Day 50 of 68 – Fortaleza, Brazil

February 22, 2018 Paul Groves

Fortaleza is a typical large South American city with two main areas: beach and historic. Our city bus tours usually have three parts: a drive by of the beaches, a visit to one or more historic sites/churches, and, a shopping location. Today’s tour was just a little different in that we started with the shopping.

We drove to the “Mercado Central” which is a huge 4-story shopping arcade. Each floor has about 25 vendor stalls.

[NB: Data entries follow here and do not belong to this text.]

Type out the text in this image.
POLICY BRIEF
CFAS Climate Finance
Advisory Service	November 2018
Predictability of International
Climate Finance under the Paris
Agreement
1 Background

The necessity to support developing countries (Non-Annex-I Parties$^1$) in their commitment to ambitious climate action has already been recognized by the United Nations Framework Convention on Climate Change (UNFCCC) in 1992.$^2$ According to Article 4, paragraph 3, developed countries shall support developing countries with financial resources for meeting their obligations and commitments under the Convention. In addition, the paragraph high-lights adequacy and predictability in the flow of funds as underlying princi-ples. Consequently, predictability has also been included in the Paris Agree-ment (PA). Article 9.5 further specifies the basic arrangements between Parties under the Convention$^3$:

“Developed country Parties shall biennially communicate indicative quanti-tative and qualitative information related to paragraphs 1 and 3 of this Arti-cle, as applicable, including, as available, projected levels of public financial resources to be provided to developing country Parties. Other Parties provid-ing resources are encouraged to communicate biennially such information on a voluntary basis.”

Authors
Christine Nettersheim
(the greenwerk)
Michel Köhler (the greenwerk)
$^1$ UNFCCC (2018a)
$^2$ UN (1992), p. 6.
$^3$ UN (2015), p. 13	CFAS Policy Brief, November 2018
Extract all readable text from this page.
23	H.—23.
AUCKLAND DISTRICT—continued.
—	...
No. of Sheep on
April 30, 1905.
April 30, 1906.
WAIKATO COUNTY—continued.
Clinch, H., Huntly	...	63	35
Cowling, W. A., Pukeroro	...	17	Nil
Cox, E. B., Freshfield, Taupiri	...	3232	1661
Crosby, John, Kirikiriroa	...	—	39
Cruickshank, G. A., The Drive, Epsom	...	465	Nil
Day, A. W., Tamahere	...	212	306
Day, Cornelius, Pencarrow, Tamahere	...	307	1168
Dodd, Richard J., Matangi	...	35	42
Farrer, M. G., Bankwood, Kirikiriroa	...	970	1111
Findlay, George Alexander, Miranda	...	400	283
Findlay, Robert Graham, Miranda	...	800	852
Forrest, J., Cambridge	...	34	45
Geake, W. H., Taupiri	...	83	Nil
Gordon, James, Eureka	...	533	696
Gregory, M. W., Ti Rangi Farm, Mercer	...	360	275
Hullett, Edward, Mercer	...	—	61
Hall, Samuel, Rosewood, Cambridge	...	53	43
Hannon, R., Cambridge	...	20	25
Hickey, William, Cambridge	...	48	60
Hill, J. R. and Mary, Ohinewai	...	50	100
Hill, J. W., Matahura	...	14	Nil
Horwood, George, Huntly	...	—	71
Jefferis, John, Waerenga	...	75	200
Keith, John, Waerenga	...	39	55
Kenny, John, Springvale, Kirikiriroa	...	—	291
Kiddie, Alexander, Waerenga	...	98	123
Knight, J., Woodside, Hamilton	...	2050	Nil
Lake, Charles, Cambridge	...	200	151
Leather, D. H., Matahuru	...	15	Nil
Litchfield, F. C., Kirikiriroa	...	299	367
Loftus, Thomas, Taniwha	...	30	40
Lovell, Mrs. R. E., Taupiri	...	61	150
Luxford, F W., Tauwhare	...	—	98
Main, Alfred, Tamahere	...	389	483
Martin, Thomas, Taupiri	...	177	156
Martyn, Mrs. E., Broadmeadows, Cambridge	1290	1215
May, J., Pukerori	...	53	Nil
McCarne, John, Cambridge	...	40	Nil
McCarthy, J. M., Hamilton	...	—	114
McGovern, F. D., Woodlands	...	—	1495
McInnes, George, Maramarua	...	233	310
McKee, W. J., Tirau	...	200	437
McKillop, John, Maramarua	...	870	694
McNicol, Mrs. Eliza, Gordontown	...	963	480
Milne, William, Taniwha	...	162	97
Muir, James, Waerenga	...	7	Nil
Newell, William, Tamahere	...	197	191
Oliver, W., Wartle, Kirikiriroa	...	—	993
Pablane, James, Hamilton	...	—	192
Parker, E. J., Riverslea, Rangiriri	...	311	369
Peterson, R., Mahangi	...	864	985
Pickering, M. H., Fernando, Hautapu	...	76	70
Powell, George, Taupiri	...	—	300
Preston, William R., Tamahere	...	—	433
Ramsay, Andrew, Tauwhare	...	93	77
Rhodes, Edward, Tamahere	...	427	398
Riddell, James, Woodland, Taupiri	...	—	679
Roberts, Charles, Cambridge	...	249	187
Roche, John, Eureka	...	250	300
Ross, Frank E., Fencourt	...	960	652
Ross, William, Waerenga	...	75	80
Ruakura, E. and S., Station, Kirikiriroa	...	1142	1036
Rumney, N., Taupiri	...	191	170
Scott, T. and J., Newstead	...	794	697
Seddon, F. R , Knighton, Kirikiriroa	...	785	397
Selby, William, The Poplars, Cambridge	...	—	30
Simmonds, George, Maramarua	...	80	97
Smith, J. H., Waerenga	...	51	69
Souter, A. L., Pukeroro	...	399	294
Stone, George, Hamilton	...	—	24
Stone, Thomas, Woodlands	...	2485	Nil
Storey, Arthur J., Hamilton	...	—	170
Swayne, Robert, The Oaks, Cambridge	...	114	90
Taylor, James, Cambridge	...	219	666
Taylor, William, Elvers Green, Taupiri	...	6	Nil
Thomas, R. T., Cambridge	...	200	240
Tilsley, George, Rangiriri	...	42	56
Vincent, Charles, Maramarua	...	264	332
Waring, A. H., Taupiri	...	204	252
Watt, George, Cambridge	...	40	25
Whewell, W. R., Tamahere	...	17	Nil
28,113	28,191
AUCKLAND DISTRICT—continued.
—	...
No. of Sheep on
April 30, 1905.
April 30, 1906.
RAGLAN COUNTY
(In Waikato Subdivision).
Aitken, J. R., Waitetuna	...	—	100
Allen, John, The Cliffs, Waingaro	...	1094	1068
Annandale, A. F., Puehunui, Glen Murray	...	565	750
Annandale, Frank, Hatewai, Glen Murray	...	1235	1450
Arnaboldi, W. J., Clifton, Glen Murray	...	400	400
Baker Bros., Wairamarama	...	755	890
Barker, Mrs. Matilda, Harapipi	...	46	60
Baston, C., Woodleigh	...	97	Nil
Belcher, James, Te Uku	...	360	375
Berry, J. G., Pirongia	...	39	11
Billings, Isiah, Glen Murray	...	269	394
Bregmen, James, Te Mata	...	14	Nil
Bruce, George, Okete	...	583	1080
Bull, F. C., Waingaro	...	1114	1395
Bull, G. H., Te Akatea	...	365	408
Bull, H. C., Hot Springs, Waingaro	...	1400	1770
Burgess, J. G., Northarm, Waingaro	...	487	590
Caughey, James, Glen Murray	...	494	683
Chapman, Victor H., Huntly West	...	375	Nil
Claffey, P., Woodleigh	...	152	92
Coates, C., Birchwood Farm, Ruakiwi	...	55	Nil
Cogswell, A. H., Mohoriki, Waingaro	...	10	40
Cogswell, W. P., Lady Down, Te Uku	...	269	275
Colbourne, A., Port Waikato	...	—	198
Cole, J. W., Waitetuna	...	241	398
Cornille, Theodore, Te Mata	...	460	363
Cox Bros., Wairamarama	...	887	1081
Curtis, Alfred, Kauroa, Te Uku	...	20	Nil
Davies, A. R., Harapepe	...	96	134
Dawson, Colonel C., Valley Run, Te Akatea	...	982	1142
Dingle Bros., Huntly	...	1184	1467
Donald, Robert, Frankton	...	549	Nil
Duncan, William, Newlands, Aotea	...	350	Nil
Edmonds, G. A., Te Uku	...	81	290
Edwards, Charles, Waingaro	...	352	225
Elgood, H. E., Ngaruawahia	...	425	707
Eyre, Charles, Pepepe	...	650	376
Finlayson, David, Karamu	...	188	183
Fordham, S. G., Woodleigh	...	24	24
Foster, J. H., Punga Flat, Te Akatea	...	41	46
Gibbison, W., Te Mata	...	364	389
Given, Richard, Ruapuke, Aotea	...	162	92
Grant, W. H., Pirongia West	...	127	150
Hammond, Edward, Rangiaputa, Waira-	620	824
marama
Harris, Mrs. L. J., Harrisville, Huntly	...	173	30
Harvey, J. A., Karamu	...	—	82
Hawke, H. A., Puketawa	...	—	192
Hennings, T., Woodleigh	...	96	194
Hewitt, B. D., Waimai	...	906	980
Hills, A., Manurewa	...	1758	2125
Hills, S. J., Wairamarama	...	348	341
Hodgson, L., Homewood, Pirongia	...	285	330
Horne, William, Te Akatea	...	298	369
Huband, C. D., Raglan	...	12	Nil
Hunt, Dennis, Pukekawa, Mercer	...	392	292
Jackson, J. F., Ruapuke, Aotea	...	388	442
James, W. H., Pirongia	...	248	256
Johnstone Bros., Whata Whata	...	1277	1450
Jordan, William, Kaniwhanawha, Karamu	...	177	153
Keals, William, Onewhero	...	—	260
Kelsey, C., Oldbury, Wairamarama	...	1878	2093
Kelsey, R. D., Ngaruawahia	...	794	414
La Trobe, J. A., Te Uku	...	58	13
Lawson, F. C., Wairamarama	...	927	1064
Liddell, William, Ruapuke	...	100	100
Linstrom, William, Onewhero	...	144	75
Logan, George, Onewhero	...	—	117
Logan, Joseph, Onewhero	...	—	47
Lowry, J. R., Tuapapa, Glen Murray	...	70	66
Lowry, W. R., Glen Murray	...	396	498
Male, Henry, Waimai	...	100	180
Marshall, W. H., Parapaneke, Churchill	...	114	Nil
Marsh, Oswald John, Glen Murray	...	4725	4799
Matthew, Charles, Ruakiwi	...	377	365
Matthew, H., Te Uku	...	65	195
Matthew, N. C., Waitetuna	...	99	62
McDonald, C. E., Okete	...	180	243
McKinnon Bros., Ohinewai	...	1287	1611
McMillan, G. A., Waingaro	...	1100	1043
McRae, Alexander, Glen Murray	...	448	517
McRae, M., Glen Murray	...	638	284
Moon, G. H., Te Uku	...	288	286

After a few minutes it’s pretty apparent that there’s only about 5 different types of stalls: cashew salesmen (its a big export here), household wares (tablecloths, runners, etc), women’s blouses & bikinis, shoes & handbags, and, souvenirs. In this case it pays to walk around before you buy as you often see the same item cheaper in another stall. We spent an hour here before we moved on.

Our next stop was the “Metropolitan Cathedral Of St. Joseph” (in Portuguese São José). While the exterior appears Gothic, the interior is not what you would expect. It is a very simple and clean interior with terrific stained glass windows. It was started in 1938 on the site of the old church, inaugurated in 1978, and can seat up to 5,000 people.

Our final stop was at “Theatro José de Alencar”. The front facade of the theater gives you no hint of what awaits you. You walk through the doorway and there it is: a beautiful gem of a theater in the art nouveau style! The theater can seat up to 840 people. Cast iron details of the theater were made and imported from Scotland. The theater was opened in June, 1910. The theater is named after José Alencar considered to be one of the most famous and influential Brazilian Romantic novelists of the 19th century.

After 1/2 hour, we returned to the ship.

As a final thought, this is the third region of Brazil that we’ve visited and the people are ethnically very different in descent from those in Rio which are primarily Portuguese and those in Bahia which are primarily a mixture of Portuguese and African. Here we see the mix of Portuguese and the indigenous peoples of Brazil and the people are usually shorter and have more slant to their eyes.